Menurutnya, tindak lanjut polisi terhadap laporan masyarakat menunjukkan komitmen aparat dalam melindungi hak masyarakat kecil yang selama ini bergantung pada solar subsidi.

Ia berharap pengungkapan kasus tersebut tidak berhenti pada satu pelaku saja. Polisi diminta terus memburu pelaku lain yang diduga masih bermain dalam distribusi BBM subsidi di Tapanuli Selatan.

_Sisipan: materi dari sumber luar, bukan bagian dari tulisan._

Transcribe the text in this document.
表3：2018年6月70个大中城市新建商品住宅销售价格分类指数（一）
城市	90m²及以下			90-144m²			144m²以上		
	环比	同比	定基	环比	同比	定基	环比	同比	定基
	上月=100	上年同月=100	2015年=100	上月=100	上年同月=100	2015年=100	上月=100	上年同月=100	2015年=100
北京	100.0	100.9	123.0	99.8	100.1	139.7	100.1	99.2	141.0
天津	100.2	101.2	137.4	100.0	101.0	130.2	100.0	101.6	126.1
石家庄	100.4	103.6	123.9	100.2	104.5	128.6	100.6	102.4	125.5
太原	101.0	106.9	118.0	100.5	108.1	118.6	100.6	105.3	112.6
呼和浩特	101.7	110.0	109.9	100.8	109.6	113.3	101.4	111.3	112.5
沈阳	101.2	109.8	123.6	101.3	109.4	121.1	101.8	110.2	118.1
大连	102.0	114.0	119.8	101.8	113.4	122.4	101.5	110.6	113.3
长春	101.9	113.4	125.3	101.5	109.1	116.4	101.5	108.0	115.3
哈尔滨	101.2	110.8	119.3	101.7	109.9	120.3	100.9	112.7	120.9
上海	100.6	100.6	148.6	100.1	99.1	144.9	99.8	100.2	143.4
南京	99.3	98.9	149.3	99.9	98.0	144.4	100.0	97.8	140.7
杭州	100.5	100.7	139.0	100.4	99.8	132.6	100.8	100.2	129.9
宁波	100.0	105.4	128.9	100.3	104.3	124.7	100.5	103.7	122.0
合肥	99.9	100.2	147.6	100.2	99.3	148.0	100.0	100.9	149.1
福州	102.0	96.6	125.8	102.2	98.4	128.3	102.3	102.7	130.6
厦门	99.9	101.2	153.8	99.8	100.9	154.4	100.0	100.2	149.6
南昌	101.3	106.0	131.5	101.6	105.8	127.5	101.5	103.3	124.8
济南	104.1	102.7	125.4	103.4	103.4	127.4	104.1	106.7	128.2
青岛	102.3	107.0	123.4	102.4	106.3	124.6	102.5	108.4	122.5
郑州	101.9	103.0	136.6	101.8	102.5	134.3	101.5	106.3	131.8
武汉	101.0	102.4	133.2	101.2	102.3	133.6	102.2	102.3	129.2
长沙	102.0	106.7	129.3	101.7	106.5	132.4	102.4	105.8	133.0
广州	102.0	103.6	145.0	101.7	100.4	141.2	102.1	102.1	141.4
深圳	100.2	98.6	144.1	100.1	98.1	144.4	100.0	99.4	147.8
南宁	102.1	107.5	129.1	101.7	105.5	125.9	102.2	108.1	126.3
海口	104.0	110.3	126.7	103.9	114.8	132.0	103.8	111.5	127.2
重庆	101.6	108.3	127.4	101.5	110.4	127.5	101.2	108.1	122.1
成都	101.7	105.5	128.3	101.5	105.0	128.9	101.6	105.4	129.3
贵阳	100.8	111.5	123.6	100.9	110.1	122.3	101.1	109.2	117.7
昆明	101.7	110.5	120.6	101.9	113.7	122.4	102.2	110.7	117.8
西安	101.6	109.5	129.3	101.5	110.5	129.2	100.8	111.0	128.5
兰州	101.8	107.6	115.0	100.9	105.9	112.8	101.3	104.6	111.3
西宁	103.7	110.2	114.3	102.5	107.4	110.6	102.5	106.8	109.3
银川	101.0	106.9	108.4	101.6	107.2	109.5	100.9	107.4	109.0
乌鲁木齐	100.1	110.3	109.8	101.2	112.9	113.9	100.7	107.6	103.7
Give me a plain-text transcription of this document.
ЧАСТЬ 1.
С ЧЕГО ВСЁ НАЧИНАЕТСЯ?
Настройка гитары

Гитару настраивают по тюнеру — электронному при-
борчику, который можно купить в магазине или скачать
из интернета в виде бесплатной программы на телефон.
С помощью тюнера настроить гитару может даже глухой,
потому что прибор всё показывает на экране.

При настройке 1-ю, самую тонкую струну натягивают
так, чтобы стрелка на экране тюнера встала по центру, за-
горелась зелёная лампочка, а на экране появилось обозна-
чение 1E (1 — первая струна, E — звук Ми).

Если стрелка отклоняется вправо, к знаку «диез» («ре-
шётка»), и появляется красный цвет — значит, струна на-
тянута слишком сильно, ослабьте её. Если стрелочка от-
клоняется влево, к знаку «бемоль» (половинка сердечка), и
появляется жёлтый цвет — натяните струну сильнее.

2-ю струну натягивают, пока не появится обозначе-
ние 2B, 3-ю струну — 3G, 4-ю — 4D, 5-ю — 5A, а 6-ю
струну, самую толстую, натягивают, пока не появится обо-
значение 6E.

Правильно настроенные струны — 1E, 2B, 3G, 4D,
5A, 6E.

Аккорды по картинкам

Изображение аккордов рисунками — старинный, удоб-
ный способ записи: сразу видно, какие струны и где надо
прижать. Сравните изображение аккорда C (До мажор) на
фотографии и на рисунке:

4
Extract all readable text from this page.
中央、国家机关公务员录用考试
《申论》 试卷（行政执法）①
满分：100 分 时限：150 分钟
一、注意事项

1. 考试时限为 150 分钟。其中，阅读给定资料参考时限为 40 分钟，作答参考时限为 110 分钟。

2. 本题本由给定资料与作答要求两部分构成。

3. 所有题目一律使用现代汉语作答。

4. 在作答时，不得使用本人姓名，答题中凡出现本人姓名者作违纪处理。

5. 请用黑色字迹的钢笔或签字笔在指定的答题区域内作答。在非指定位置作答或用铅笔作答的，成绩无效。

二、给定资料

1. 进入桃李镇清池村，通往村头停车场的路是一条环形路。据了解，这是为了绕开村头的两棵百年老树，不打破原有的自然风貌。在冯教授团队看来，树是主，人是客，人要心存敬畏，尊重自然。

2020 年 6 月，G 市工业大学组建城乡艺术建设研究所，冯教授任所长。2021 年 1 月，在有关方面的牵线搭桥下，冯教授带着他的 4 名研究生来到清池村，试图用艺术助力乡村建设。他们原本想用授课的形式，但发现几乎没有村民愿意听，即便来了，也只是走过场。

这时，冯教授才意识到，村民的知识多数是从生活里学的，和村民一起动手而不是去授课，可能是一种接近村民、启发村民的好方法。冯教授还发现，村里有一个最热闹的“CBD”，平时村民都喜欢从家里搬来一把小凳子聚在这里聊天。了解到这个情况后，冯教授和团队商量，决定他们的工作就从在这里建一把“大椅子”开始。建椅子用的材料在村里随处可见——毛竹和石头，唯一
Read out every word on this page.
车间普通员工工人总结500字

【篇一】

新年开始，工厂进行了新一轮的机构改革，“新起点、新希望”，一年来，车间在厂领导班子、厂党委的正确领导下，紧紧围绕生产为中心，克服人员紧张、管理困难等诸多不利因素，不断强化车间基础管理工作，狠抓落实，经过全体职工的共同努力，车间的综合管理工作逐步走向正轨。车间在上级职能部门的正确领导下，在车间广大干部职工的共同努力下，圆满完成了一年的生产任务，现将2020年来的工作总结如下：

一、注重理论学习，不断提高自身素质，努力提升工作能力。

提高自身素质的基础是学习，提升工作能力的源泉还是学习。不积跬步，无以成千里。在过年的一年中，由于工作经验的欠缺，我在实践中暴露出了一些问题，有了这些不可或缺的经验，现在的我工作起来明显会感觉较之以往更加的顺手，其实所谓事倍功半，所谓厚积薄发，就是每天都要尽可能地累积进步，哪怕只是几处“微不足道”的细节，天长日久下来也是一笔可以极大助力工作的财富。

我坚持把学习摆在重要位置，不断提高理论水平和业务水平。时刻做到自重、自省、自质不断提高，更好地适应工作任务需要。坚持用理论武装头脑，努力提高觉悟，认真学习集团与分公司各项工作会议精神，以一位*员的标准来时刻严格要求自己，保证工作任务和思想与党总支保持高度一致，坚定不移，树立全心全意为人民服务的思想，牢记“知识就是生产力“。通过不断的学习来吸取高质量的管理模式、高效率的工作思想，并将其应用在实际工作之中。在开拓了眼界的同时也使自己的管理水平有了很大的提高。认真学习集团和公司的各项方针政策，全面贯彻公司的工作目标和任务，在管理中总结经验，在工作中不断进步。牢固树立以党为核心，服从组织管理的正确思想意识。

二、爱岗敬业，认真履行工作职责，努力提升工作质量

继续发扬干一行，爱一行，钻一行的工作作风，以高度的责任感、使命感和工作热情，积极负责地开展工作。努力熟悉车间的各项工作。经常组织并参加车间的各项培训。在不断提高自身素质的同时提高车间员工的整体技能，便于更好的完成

“Kami berharap pihak kepolisian segera menindak dan menangkap pelaku lainnya, sehingga distribusi solar subsidi kembali tepat sasaran bagi masyarakat yang berhak,” tambahnya.

Sementara itu, Kasat Reskrim Polres Tapanuli Selatan, IPTU Bontor Desmonth Sitorus, menegaskan pihaknya akan terus menindak segala bentuk penyalahgunaan BBM subsidi.

Menurutnya, setiap informasi dan pengaduan masyarakat yang masuk melalui dumas akan menjadi dasar tindakan kepolisian dalam mengungkap praktik ilegal tersebut.

“Prinsipnya, setiap aduan dan fakta yang masuk melalui dumas akan menjadi dasar tindakan kepolisian,” tegas Sitorus.